Reynaldo Gianecchini: Ator fala sobre LGBT no teatro, beleza na maturidade e relembra filme com Flordelis


Giane está em montagem que leva à pauta questões LGBT diante da ótica de 12 personagens assumidamente gays e redefine o lugar comum que costuma atribuir montagens que abordam a homossexualidade, que ficam restritas ao circuito alternativo. Fala sobre a presença de não atores ou artistas inexperientes na televisão, como ele mesmo o fora, quando surgiu em 2000, protagonizando “Laços de Família”, trama que fez o seu rosto tornar-se adjetivo para qualificar um homem bonito. Além desses assuntos, o artista problematiza a hipocrisia religiosa, já que dera a vida a um pastor abusador na série ‘Bom dia, Verônica’, da Netflix, e participou de um filme que tinha em Flordelis a protagonista

*por Vítor Antunes

Por anos, Reynaldo Gianecchini teve a sua beleza estabelecida como um adjetivo, uma standartização. Desde 2000 na TV, variando entre papéis relevantes dentro da condição de galã e em outros mais desafiadores, o ator se lança em sua mais nova empreitada teatral, a peça “A Herança“, que estreia dia 9, em São Paulo. Nesta montagem, de Zé Henrique de Paula, a questão LGBT conduz a narrativa com destaque. O ator diz ser este um momento fundamental para se falar sobre este tema, especialmente diante do fato de o Brasil ser um país “preconceituoso e reprimido sexualmente”. Além desta peça, ele esteve presente em duas novelas que trouxeram abertamente a questão LGBT: “As Filhas da Mãe” (2001), falou sobre a transexualidade de forma pioneira e “Em Família” (2014) trouxe o primeiro beijo lésbico das novelas. Diz o artista que “é antiquado falar sobre beijo gay, já passamos deste ponto e da discussão”, trata, sobre o avanço da abordagem deste tema na TV.
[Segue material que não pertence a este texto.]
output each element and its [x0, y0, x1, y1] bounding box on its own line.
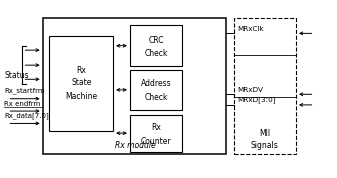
Text: Counter: Counter	[141, 137, 171, 146]
Text: Rx endfrm: Rx endfrm	[4, 101, 40, 107]
Text: Rx_data[7.0]: Rx_data[7.0]	[4, 112, 49, 119]
Text: Signals: Signals	[251, 141, 279, 150]
Text: Rx module: Rx module	[115, 141, 155, 150]
Text: MRxD[3:0]: MRxD[3:0]	[237, 96, 276, 103]
Text: MRxDV: MRxDV	[237, 87, 263, 93]
Text: State: State	[71, 78, 91, 87]
Text: Address: Address	[141, 79, 171, 88]
Bar	[49, 36, 113, 131]
Text: Rx: Rx	[151, 123, 161, 132]
Bar	[130, 70, 182, 110]
Bar	[234, 18, 296, 154]
Text: Check: Check	[144, 49, 167, 57]
Text: Check: Check	[144, 93, 167, 102]
Text: Machine: Machine	[65, 91, 97, 101]
Bar	[130, 115, 182, 152]
Bar	[130, 25, 182, 66]
Bar	[43, 18, 225, 154]
Text: CRC: CRC	[148, 36, 164, 45]
Text: Status: Status	[4, 71, 29, 80]
Text: MRxClk: MRxClk	[237, 26, 264, 32]
Text: Rx_startfrm: Rx_startfrm	[4, 88, 45, 94]
Text: MII: MII	[259, 129, 270, 138]
Text: Rx: Rx	[76, 66, 86, 75]
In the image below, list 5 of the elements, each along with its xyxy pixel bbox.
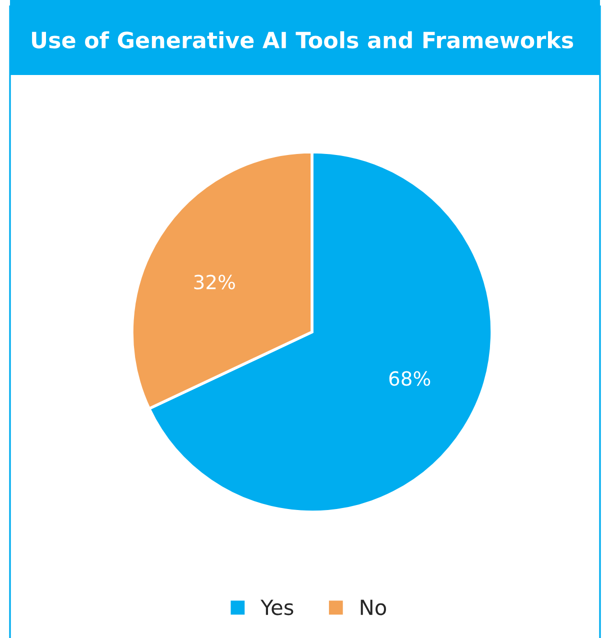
legend-label: Yes [260, 600, 294, 616]
chart-title: Use of Generative AI Tools and Frameworks [32, 31, 574, 48]
data-label: 68% [389, 371, 430, 386]
data-label: 32% [194, 274, 235, 290]
legend-label: No [360, 600, 386, 616]
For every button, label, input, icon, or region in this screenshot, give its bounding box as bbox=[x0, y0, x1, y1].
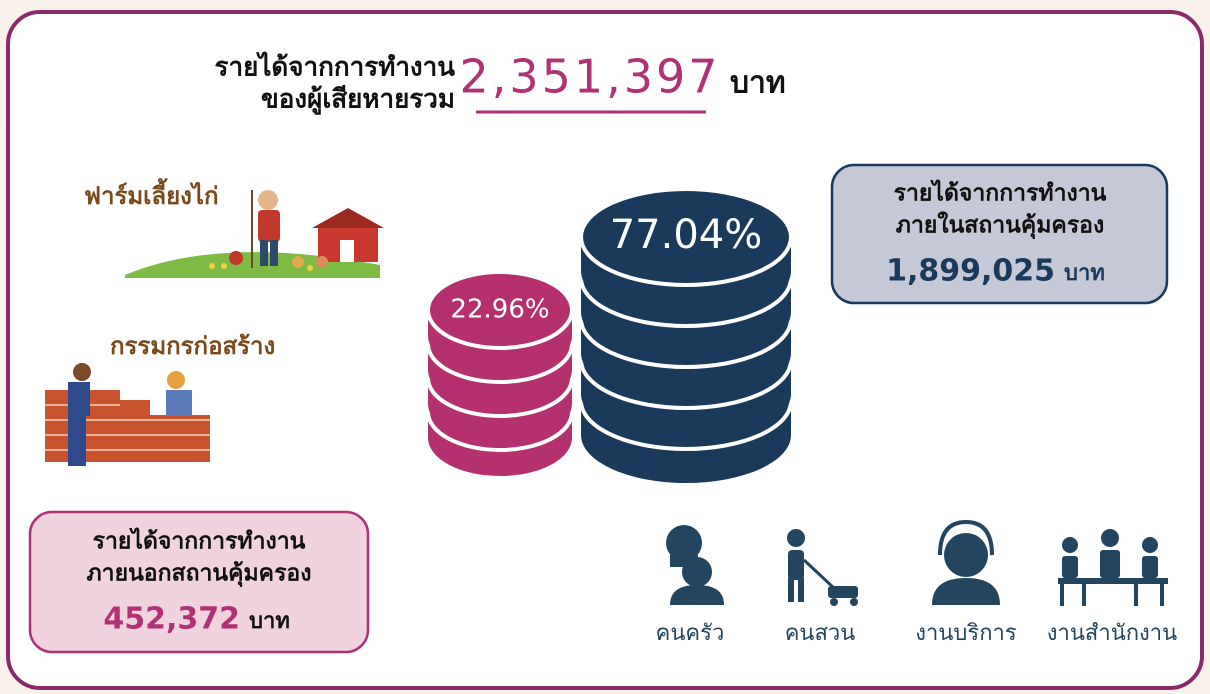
job-label: คนสวน bbox=[785, 621, 856, 646]
chef-icon bbox=[666, 525, 724, 605]
box-line: ภายนอกสถานคุ้มครอง bbox=[87, 561, 312, 588]
coin bbox=[426, 270, 574, 350]
box-line: ภายในสถานคุ้มครอง bbox=[896, 211, 1104, 240]
job-label: งานบริการ bbox=[915, 621, 1017, 646]
inside-box bbox=[830, 163, 1169, 305]
gardener-icon bbox=[787, 529, 858, 606]
percent-label: 22.96% bbox=[450, 295, 549, 325]
job-label: งานสำนักงาน bbox=[1047, 621, 1177, 646]
header-line: ของผู้เสียหายรวม bbox=[261, 85, 455, 116]
box-unit: บาท bbox=[249, 609, 290, 634]
box-line: รายได้จากการทำงาน bbox=[93, 527, 306, 555]
farm-illustration bbox=[125, 190, 384, 278]
percent-label: 77.04% bbox=[610, 212, 763, 258]
coin-stacks bbox=[426, 187, 793, 483]
box-amount: 452,372 bbox=[103, 602, 240, 637]
office-icon bbox=[1058, 529, 1168, 606]
unit: บาท bbox=[730, 66, 786, 101]
coin bbox=[579, 187, 793, 287]
box-unit: บาท bbox=[1064, 261, 1105, 286]
job-label: กรรมกรก่อสร้าง bbox=[110, 332, 275, 360]
job-icons bbox=[666, 519, 1168, 606]
service-icon bbox=[932, 519, 1000, 605]
box-amount: 1,899,025 bbox=[886, 254, 1055, 289]
outside-box bbox=[28, 510, 370, 654]
header-line: รายได้จากการทำงาน bbox=[215, 51, 456, 83]
job-label: ฟาร์มเลี้ยงไก่ bbox=[84, 177, 218, 210]
job-label: คนครัว bbox=[656, 621, 725, 646]
box-line: รายได้จากการทำงาน bbox=[894, 179, 1107, 207]
total-amount: 2,351,397 bbox=[459, 50, 720, 104]
construction-illustration bbox=[45, 363, 210, 466]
Em relação às telenovelas, Giane não tem previsão de voltar a elas. Fala com naturalidade sobre o início de sua carreira, em “Laços de Família” (2000), e, ainda que destaque a importância da formação, acredita que há atores que “começaram sem ter uma escola (de teatro), mas que na prática viraram excelentes profissionais”. Afirma que intenciona prosseguir experimentando outras possibilidades de linguagem, tanto nos palcos como no streaming. “A Herança“, por exemplo, é uma peça arrojada, de 90 cenas, 12 atores e dividida em duas partes. O último trabalho de Gianecchini que destacou-se nos players foi “Bom Dia Verônica”, onde temas como a hipocrisia religiosa eram o norte. Nesta entrevista, “Giane” abre o coração e fala, inclusive, sobre como foi ter estado do filme da ex-pastora Flordelis, condenada a mais de 50 anos de prisão pelo homicídio do pastor Anderson do Carmo.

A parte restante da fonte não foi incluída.